Standard Gene nomenclature formats should be followed throughout including figures. For E.g. Mouse genes are named Xyz123. For instance, in Fig 3F, I presume that authors are referring to deiodinase, iodothyronine, type II (Dio2) referred to as D2 without any abbreviation. All qPCR primer sequences should be provided as supplemental information.
The scheme in Fig 4F should be updated to show PNPLA3 and MGL at the appropriate steps.
The description of statistical methods should be revised for correctness. What do the authors mean by "with corrections for multiple comparisons"
Author Response
Tardelli et al. describe how PNPLA3 interacts with MGL in controlling hepatic lipolysis. The combined deficiency causes an elevation in hepatic steatosis much greater than that seen with ablation of MGL alone. Overall the effects are both convincingly presented and are interesting, moreover, the authors have previously shown the role of PNPLA3 variants in stellate cell activation in vitro. However, I have some queries below which should be addressed.
Minor comments:
Fig1G quantitation is necessary. Calnexin levels in DKO are elevated
We thank the Reviewer for the overall positive feedback, and we appreciate the constructive criticisms to our study. We included the quantification study run with BioRad software just below the blots: Calnexin is just slightly increased according to the blots quantification.
Fig2B Can the authors explain the absence of variation in TC levels? SD for the non-HDL-c for DKO is not even observable.

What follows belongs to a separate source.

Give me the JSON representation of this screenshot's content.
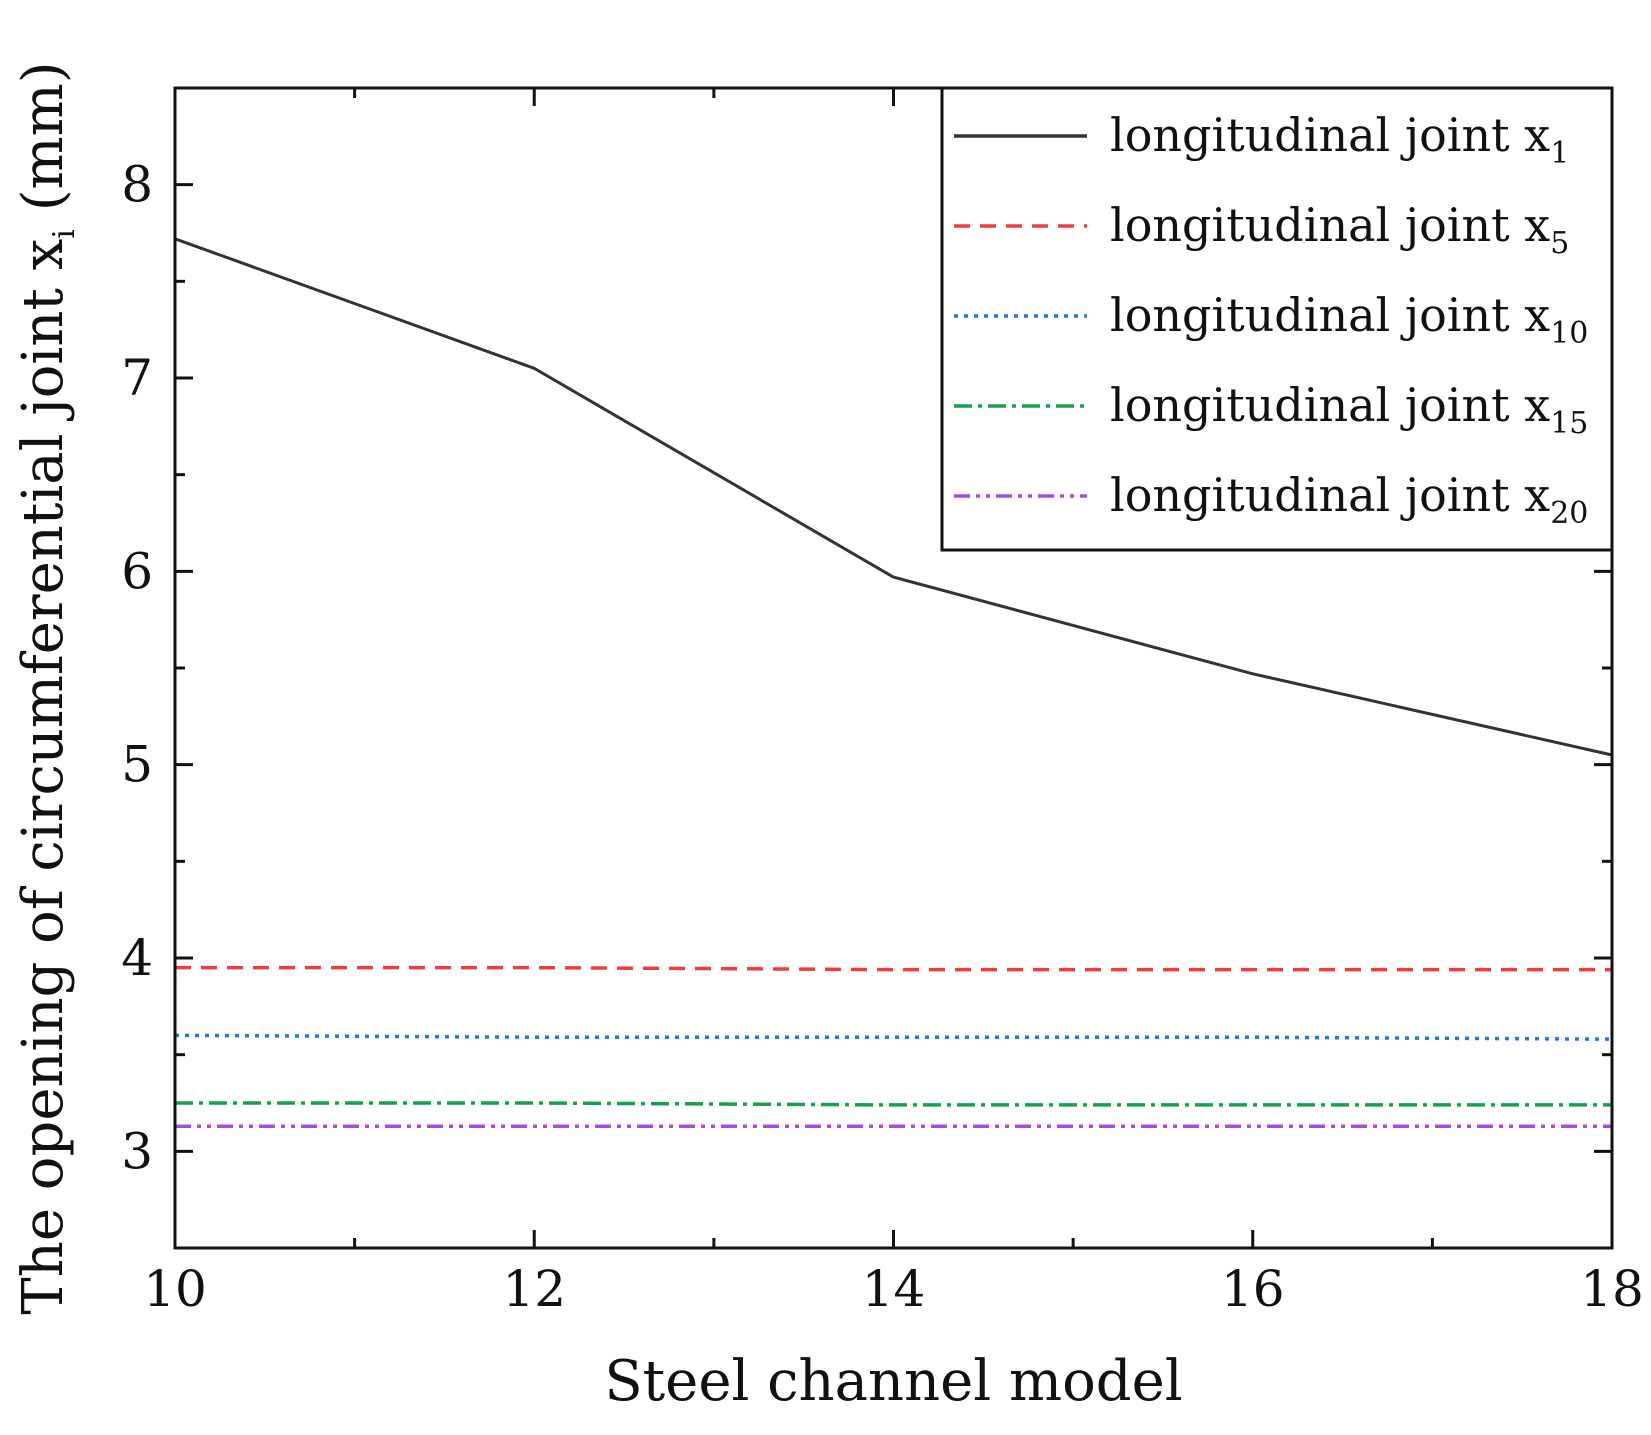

The variation of total cholesterol is evident in DKO where especially the non-HDL fraction increases. The HDL fraction was instead unchanged consistently with total plasma cholesterol as shown in Fig. 1C. Thanks for the observation, we noticed that SD disappeared due to a technical glitch on GraphPad, we revised Fig. 2B accordingly.
Standard Gene nomenclature formats should be followed throughout including figures. For E.g. Mouse genes are named Xyz123. For instance, in Fig 3F, I presume that authors are referring to deiodinase, iodothyronine, type II (Dio2) referred to as D2 without any abbreviation. All qPCR primer sequences should be provided as supplemental information.
Thanks for noticing this, we adapted the style as suggested and added a full list of abbreviation at the end of the manuscript so to make this clearer for the reader.
The scheme in Fig 4F should be updated to show PNPLA3 and MGL at the appropriate steps.
We updated Figure 4F and added PNPLA3 and MGL at the appropriate steps, as we believe they strongly affect TG levels (and therefore DNL and beta oxidation) in both AT and liver.
The description of statistical methods should be revised for correctness. What do the authors mean by "with corrections for multiple comparisons".
Many thanks for noticing this mistake, we corrected this in the method sections: t-test was used as statistical method.